Ce mode de fonctionnement est donc valable dans le cadre de violences conjugales, mais s’applique aussi dans d’autres situations.

 

Un dispositif applicable avant et/ou après une condamnation

  

Actuellement, il existe un dispositif légal baptisé « évaluation de besoins de protection des victimes ». C’est une mesure qu’un magistrat peut demander ; une association prendra ensuite le relai et sera chargée d’évaluer avec la victime ses besoins de protection, afin que le bilan tiré puisse servir aux magistrats afin de rendre leurs décisions.

Il sera ainsi possible de prendre une mesure d’éloignement, avec ou sans téléphone grave danger, avec ou sans bracelet anti-rapprochement. L’intérêt de ces dispositifs, est qu’ils peuvent être mis en place avant toute décision judiciaire, s’il est estimé qu’avant la condamnation de l’auteur, il y a un risque de passage à l’acte très violent.

Un juge aux affaires familiales, dans le cadre d’une demande d’ordonnance de protection, peut aussi décider l’attribution d’un bracelet anti-rapprochement, en ayant recueilli l’assentiment de l’auteur et le consentement et de la victime.

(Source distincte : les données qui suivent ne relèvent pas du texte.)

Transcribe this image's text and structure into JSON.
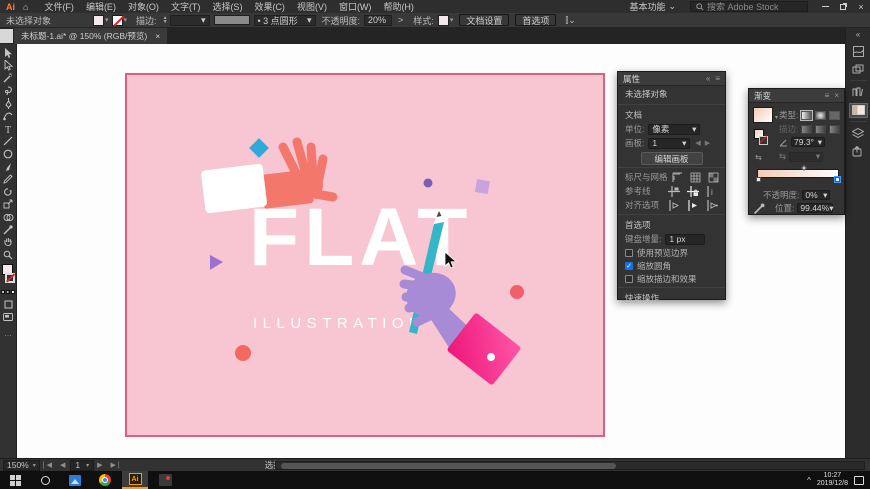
{
  "icons": {
    "chevron_down": "▾",
    "chevron_tiny": "⌄",
    "home": "⌂",
    "collapse": "«",
    "menu": "≡",
    "ellipsis": "…",
    "close": "×",
    "minimize": "–",
    "gt": ">",
    "first": "|◀",
    "prev": "◀",
    "next": "▶",
    "last": "▶|",
    "caret_up": "^",
    "check": "✓",
    "reverse": "⇆",
    "bullet_dot": "・"
  },
  "titlebar": {
    "logo": "Ai",
    "menus": [
      "文件(F)",
      "编辑(E)",
      "对象(O)",
      "文字(T)",
      "选择(S)",
      "效果(C)",
      "视图(V)",
      "窗口(W)",
      "帮助(H)"
    ],
    "workspace": "基本功能",
    "search_placeholder": "搜索 Adobe Stock"
  },
  "controlbar": {
    "no_selection": "未选择对象",
    "stroke_label": "描边:",
    "brush_value": "• 3 点圆形",
    "opacity_label": "不透明度:",
    "opacity_value": "20%",
    "style_label": "样式:",
    "doc_setup_btn": "文档设置",
    "prefs_btn": "首选项"
  },
  "tab": {
    "title": "未标题-1.ai* @ 150% (RGB/预览)"
  },
  "properties": {
    "tab_title": "属性",
    "no_selection": "未选择对象",
    "section_document": "文档",
    "unit_label": "单位:",
    "unit_value": "像素",
    "artboard_label": "画板:",
    "artboard_value": "1",
    "edit_artboards_btn": "编辑画板",
    "rulers_label": "标尺与网格",
    "guides_label": "参考线",
    "snap_label": "对齐选项",
    "section_prefs": "首选项",
    "kbd_label": "键盘增量:",
    "kbd_value": "1 px",
    "checkbox_preview_bounds": "使用预览边界",
    "checkbox_scale_corners": "缩放圆角",
    "checkbox_scale_strokes": "缩放描边和效果",
    "section_quick": "快速操作"
  },
  "gradient_panel": {
    "title": "渐变",
    "type_label": "类型:",
    "stroke_label": "描边:",
    "angle_value": "79.3°",
    "opacity_label": "不透明度:",
    "opacity_value": "0%",
    "position_label": "位置:",
    "position_value": "99.44%"
  },
  "artwork": {
    "headline": "FLAT",
    "subline": "ILLUSTRATION",
    "colors": {
      "artboard": "#F8C6D2",
      "artboard_border": "#DE5F7C",
      "coral": "#F4776C",
      "sleeve": "#FFFFFF",
      "purple": "#A78BD6",
      "cuff_from": "#FF57A8",
      "cuff_to": "#ED1578",
      "pencil": "#35B5C8",
      "pencil_tip": "#FFFFFF",
      "diamond": "#2FA8DC",
      "violet_dot": "#7A5FB5",
      "lavender_square": "#C9A3E0",
      "triangle": "#9A71CE",
      "pink_dot": "#F15F6D",
      "coral_dot": "#F4695D"
    }
  },
  "statusbar": {
    "zoom": "150%",
    "artboard_nav": "1",
    "tool": "选择"
  },
  "taskbar": {
    "time": "10:27",
    "date": "2019/12/8"
  }
}
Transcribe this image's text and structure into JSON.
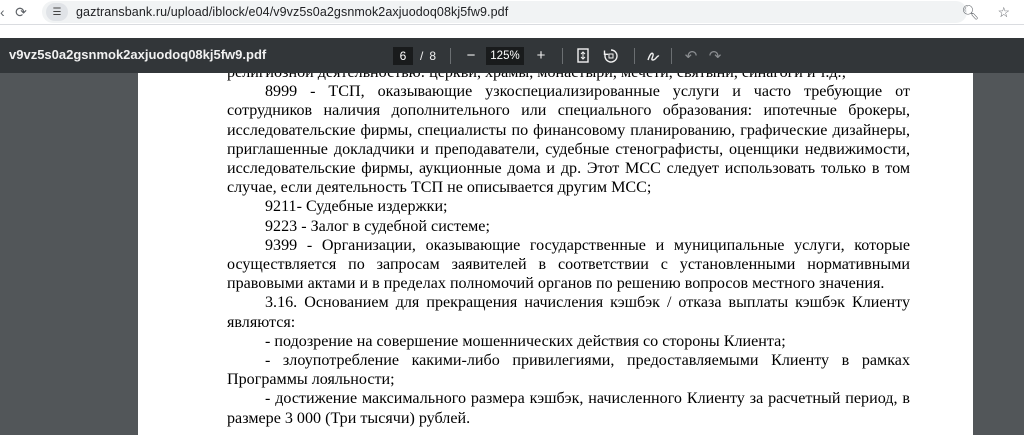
{
  "browser": {
    "url": "gaztransbank.ru/upload/iblock/e04/v9vz5s0a2gsnmok2axjuodoq08kj5fw9.pdf",
    "icons": [
      "back-icon",
      "reload-icon",
      "site-settings-icon",
      "zoom-icon",
      "bookmark-star-icon"
    ]
  },
  "pdf_toolbar": {
    "filename": "v9vz5s0a2gsnmok2axjuodoq08kj5fw9.pdf",
    "current_page": "6",
    "page_separator": "/",
    "total_pages": "8",
    "zoom": "125%",
    "zoom_out": "−",
    "zoom_in": "+",
    "icons": [
      "fit-page-icon",
      "rotate-icon",
      "annotate-icon",
      "undo-icon",
      "redo-icon"
    ]
  },
  "document": {
    "lines": [
      "религиозной деятельностью: церкви, храмы, монастыри, мечети, святыни, синагоги и т.д.;",
      "8999 - ТСП, оказывающие узкоспециализированные услуги и часто требующие от сотрудников наличия дополнительного или специального образования: ипотечные брокеры, исследовательские фирмы, специалисты по финансовому планированию, графические дизайнеры, приглашенные докладчики и преподаватели, судебные стенографисты, оценщики недвижимости, исследовательские фирмы, аукционные дома и др. Этот МСС следует использовать только в том случае, если деятельность ТСП не описывается другим МСС;",
      "9211- Судебные издержки;",
      "9223 - Залог в судебной системе;",
      "9399 - Организации, оказывающие государственные и муниципальные услуги, которые осуществляется по запросам заявителей в соответствии с установленными нормативными правовыми актами и в пределах полномочий органов по решению вопросов местного значения.",
      "3.16. Основанием для прекращения начисления кэшбэк / отказа выплаты кэшбэк Клиенту являются:",
      "- подозрение на совершение мошеннических действия со стороны Клиента;",
      "- злоупотребление какими-либо привилегиями, предоставляемыми Клиенту в рамках Программы лояльности;",
      "- достижение максимального размера кэшбэк, начисленного Клиенту за расчетный период, в размере 3 000 (Три тысячи) рублей."
    ]
  }
}
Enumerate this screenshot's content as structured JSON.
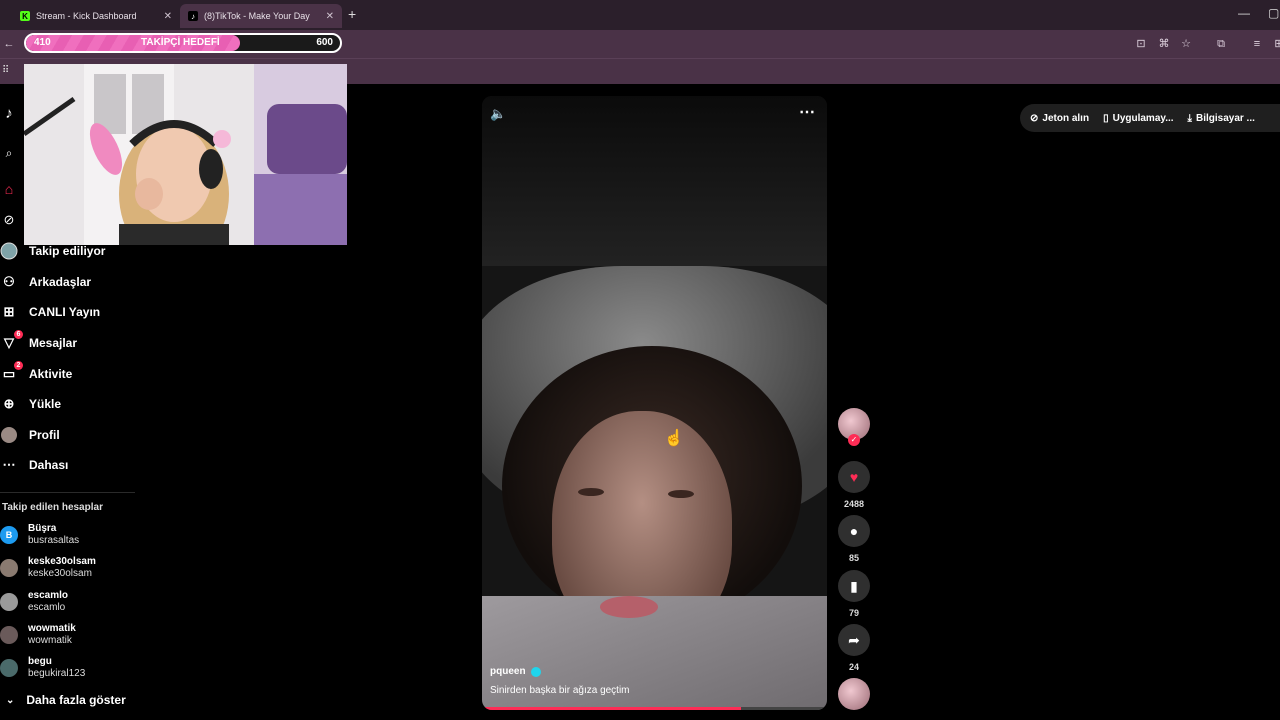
{
  "browser": {
    "tabs": [
      {
        "label": "Stream - Kick Dashboard",
        "icon": "kick-icon"
      },
      {
        "label": "(8)TikTok - Make Your Day",
        "icon": "tiktok-icon"
      }
    ]
  },
  "overlay": {
    "follower_goal": {
      "current": "410",
      "title": "TAKİPÇİ HEDEFİ",
      "target": "600",
      "progress": 0.68
    }
  },
  "sidebar": {
    "items": [
      {
        "label": "Takip ediliyor",
        "icon": "following-avatar-icon"
      },
      {
        "label": "Arkadaşlar",
        "icon": "friends-icon"
      },
      {
        "label": "CANLI Yayın",
        "icon": "live-icon"
      },
      {
        "label": "Mesajlar",
        "icon": "messages-icon",
        "badge": "6"
      },
      {
        "label": "Aktivite",
        "icon": "activity-icon",
        "badge": "2"
      },
      {
        "label": "Yükle",
        "icon": "upload-icon"
      },
      {
        "label": "Profil",
        "icon": "profile-icon"
      },
      {
        "label": "Dahası",
        "icon": "more-icon"
      }
    ],
    "followed_title": "Takip edilen hesaplar",
    "accounts": [
      {
        "name": "Büşra",
        "username": "busrasaltas",
        "avatar_color": "#1d9bf0",
        "initial": "B"
      },
      {
        "name": "keske30olsam",
        "username": "keske30olsam",
        "avatar_color": "#8a7a70"
      },
      {
        "name": "escamlo",
        "username": "escamlo",
        "avatar_color": "#9a9a9a"
      },
      {
        "name": "wowmatik",
        "username": "wowmatik",
        "avatar_color": "#6a5a5a"
      },
      {
        "name": "begu",
        "username": "begukiral123",
        "avatar_color": "#4a6a6a"
      }
    ],
    "show_more": "Daha fazla göster"
  },
  "top_actions": [
    {
      "label": "Jeton alın",
      "icon": "coin-icon"
    },
    {
      "label": "Uygulamay...",
      "icon": "phone-icon"
    },
    {
      "label": "Bilgisayar ...",
      "icon": "download-icon"
    }
  ],
  "video": {
    "username": "pqueen",
    "caption": "Sinirden başka bir ağıza geçtim",
    "progress": 0.75
  },
  "actions": {
    "likes": "2488",
    "comments": "85",
    "saves": "79",
    "shares": "24"
  },
  "colors": {
    "accent": "#fe2c55",
    "browser_frame": "#4a3247",
    "goal_pink": "#f06fbe"
  }
}
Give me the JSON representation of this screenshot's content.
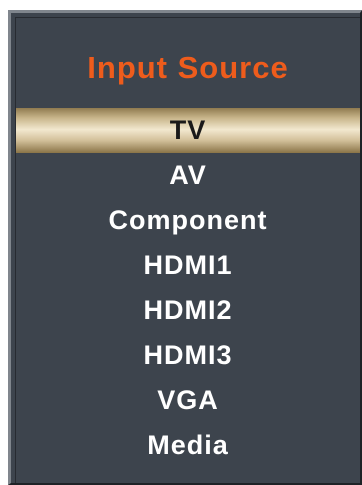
{
  "menu": {
    "title": "Input Source",
    "selected_index": 0,
    "items": [
      {
        "label": "TV"
      },
      {
        "label": "AV"
      },
      {
        "label": "Component"
      },
      {
        "label": "HDMI1"
      },
      {
        "label": "HDMI2"
      },
      {
        "label": "HDMI3"
      },
      {
        "label": "VGA"
      },
      {
        "label": "Media"
      }
    ]
  },
  "colors": {
    "panel_background": "#3d444d",
    "title_color": "#ee5c1c",
    "item_text": "#ffffff",
    "selected_text": "#1a1a1a",
    "selected_highlight": "#f2e8cf"
  }
}
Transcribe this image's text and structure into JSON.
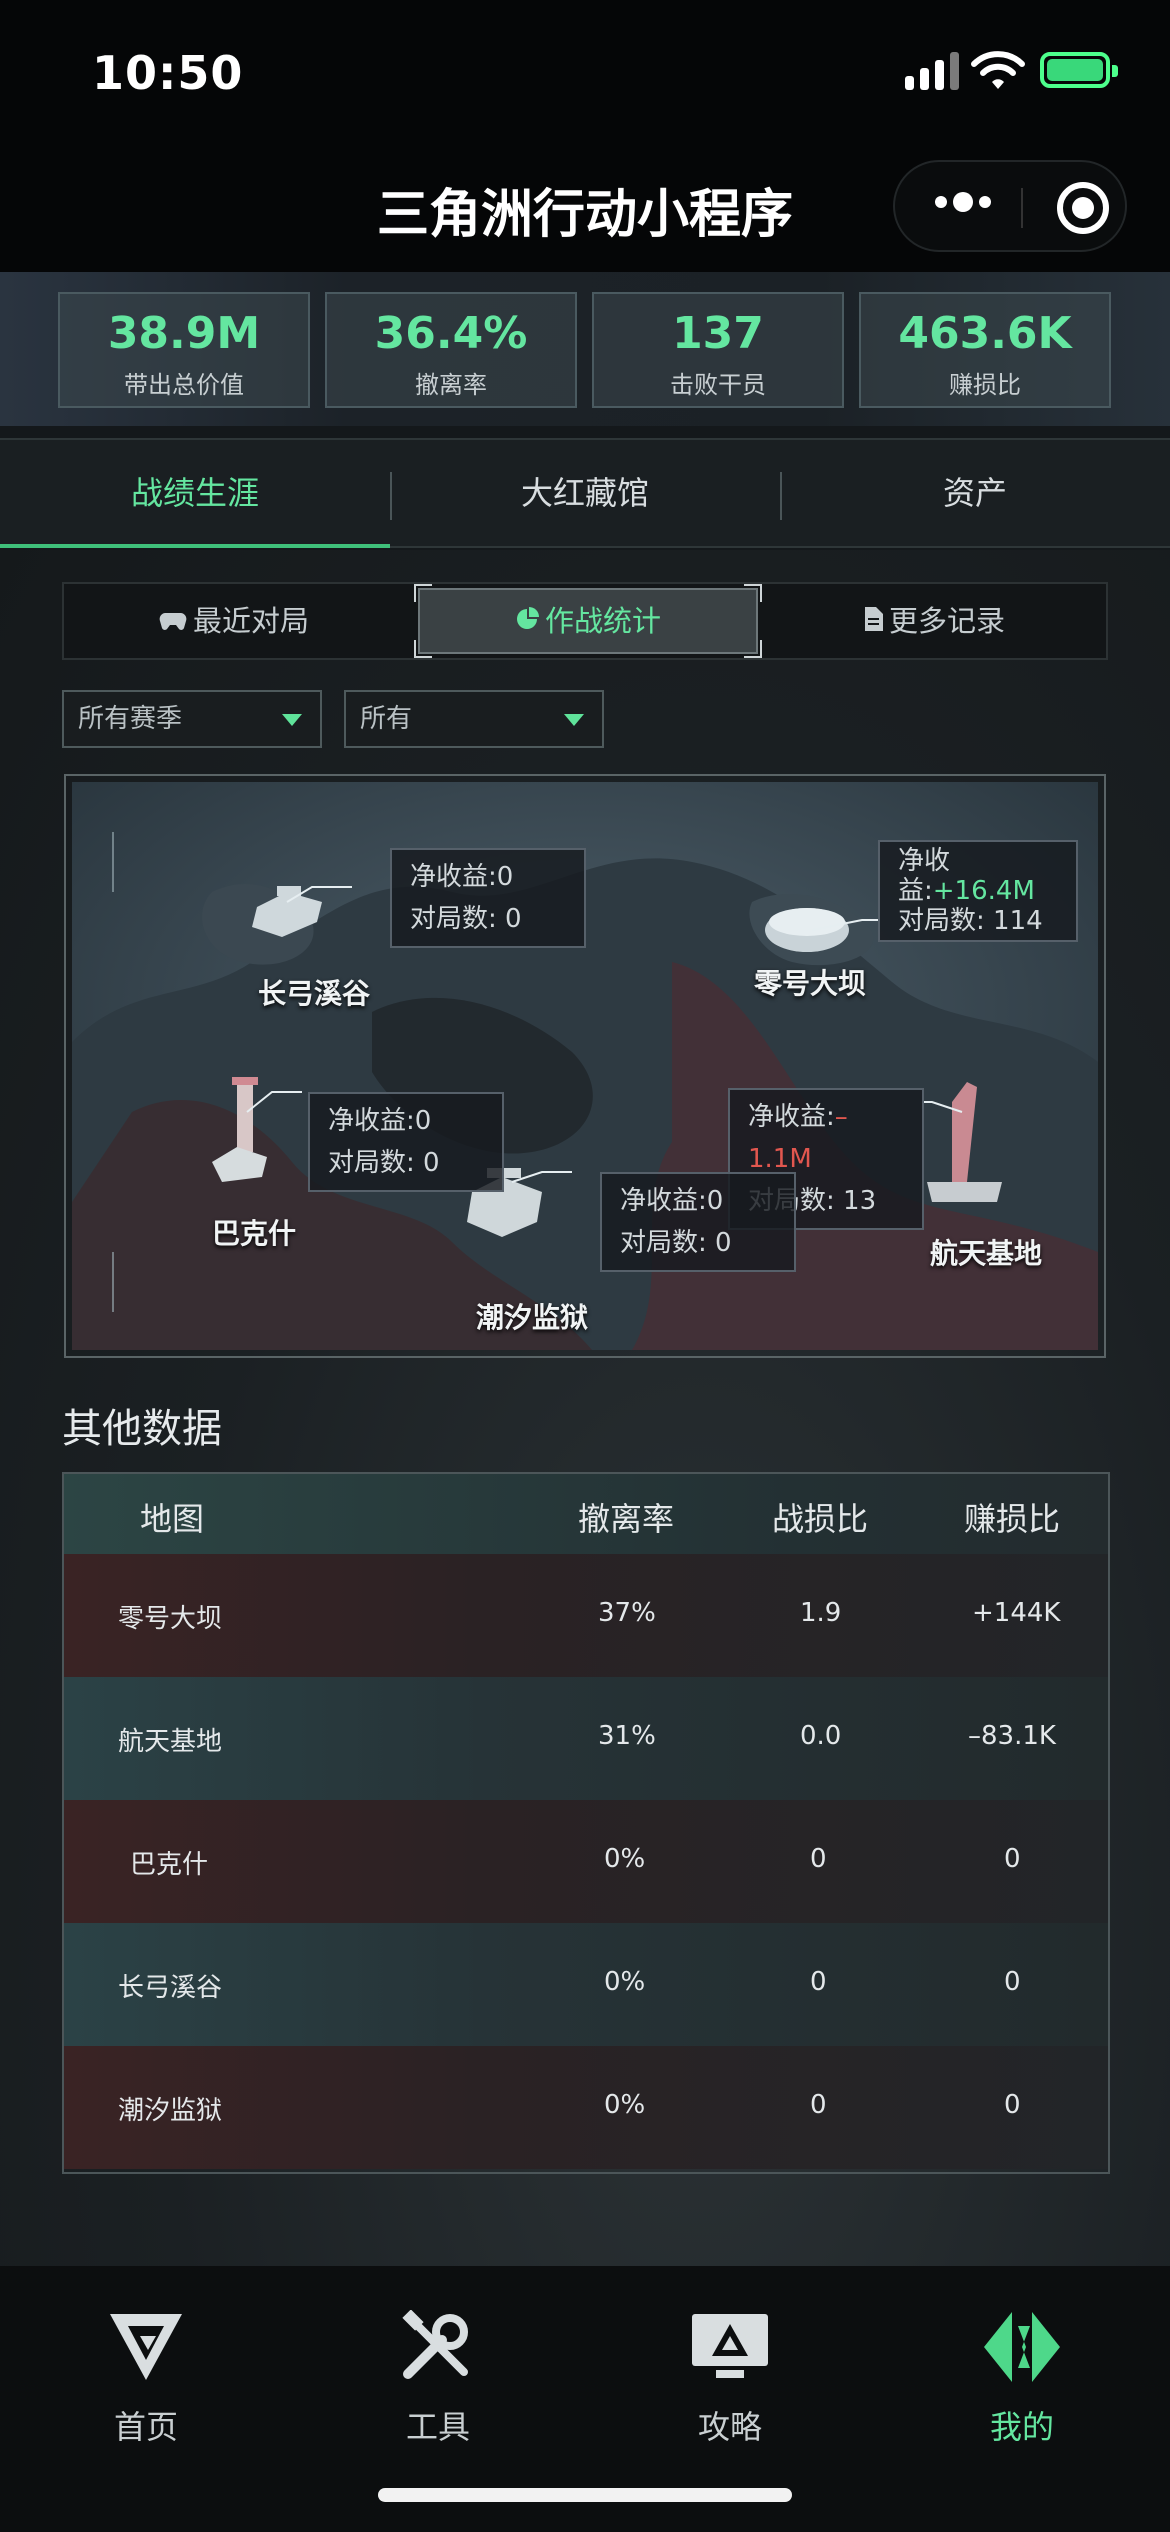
{
  "status_bar": {
    "time": "10:50"
  },
  "header": {
    "title": "三角洲行动小程序"
  },
  "stats": [
    {
      "value": "38.9M",
      "label": "带出总价值"
    },
    {
      "value": "36.4%",
      "label": "撤离率"
    },
    {
      "value": "137",
      "label": "击败干员"
    },
    {
      "value": "463.6K",
      "label": "赚损比"
    }
  ],
  "main_tabs": [
    {
      "label": "战绩生涯",
      "active": true
    },
    {
      "label": "大红藏馆",
      "active": false
    },
    {
      "label": "资产",
      "active": false
    }
  ],
  "sub_tabs": [
    {
      "label": "最近对局",
      "icon": "gamepad-icon"
    },
    {
      "label": "作战统计",
      "icon": "pie-chart-icon",
      "active": true
    },
    {
      "label": "更多记录",
      "icon": "document-icon"
    }
  ],
  "filters": {
    "season": "所有赛季",
    "mode": "所有"
  },
  "map_points": {
    "changgong": {
      "name": "长弓溪谷",
      "income_label": "净收益:",
      "income": "0",
      "matches_label": "对局数: ",
      "matches": "0"
    },
    "linghao": {
      "name": "零号大坝",
      "income_label": "净收",
      "income_label2": "益:",
      "income": "+16.4M",
      "matches_label": "对局数: ",
      "matches": "114"
    },
    "bakeshi": {
      "name": "巴克什",
      "income_label": "净收益:",
      "income": "0",
      "matches_label": "对局数: ",
      "matches": "0"
    },
    "hangtian": {
      "name": "航天基地",
      "income_label": "净收益:",
      "income": "–1.1M",
      "matches_label": "对局数: ",
      "matches": "13"
    },
    "chaoxi": {
      "name": "潮汐监狱",
      "income_label": "净收益:",
      "income": "0",
      "matches_label": "对局数: ",
      "matches": "0"
    }
  },
  "other_data": {
    "title": "其他数据",
    "columns": [
      "地图",
      "撤离率",
      "战损比",
      "赚损比"
    ],
    "rows": [
      {
        "map": "零号大坝",
        "rate": "37%",
        "kd": "1.9",
        "ratio": "+144K"
      },
      {
        "map": "航天基地",
        "rate": "31%",
        "kd": "0.0",
        "ratio": "–83.1K"
      },
      {
        "map": "巴克什",
        "rate": "0%",
        "kd": "0",
        "ratio": "0"
      },
      {
        "map": "长弓溪谷",
        "rate": "0%",
        "kd": "0",
        "ratio": "0"
      },
      {
        "map": "潮汐监狱",
        "rate": "0%",
        "kd": "0",
        "ratio": "0"
      }
    ]
  },
  "bottom_nav": [
    {
      "label": "首页",
      "icon": "delta-logo-icon"
    },
    {
      "label": "工具",
      "icon": "tools-icon"
    },
    {
      "label": "攻略",
      "icon": "monitor-guide-icon"
    },
    {
      "label": "我的",
      "icon": "profile-logo-icon",
      "active": true
    }
  ],
  "colors": {
    "accent": "#64e6a0",
    "negative": "#e2574f",
    "background": "#14181b"
  }
}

 La fédération France Victimes souhaite aussi que soit mis en place au sein des juridictions, des comités de suivi au sujet de ces bracelets. Ils réuniraient les associations agréées ainsi que les juridictions, les avocats… afin d’évaluer l’efficacité de la mesure, les besoins et les demandes.

Ces comités pourraient analyser les moments où sont attribués ces bracelets, pourquoi ils ne sont pas attribués, quels sont les difficultés pour les victimes, quelles sont les freins dans le recueil du consentement… Objectif : savoir dans un futur proche ce qui fonctionne, et s’il faut modifier les textes.   

Le bracelet anti-rapprochement est maintenant déployé dans toute la France. Un dispositif dont le coût est estimé entre 5 et 6 millions d’euros.

  

Numéros d’aides et informations utiles

 

Chaque jour, des milliers de femmes subissent des violences conjugales en France. Si vous êtes victimes ou avez besoin d’aide et d’informations, vous pouvez contacter le 3919, ou le numéro national d’aide aux victimes 116 006.

A savoir que France Victimes a aussi créé la plateforme « Mémo de vie », pour tenter d’améliorer le quotidien des victimes, en leur offrant un exutoire et un endroit où elles pourront rassembler des preuves contre les violences subies.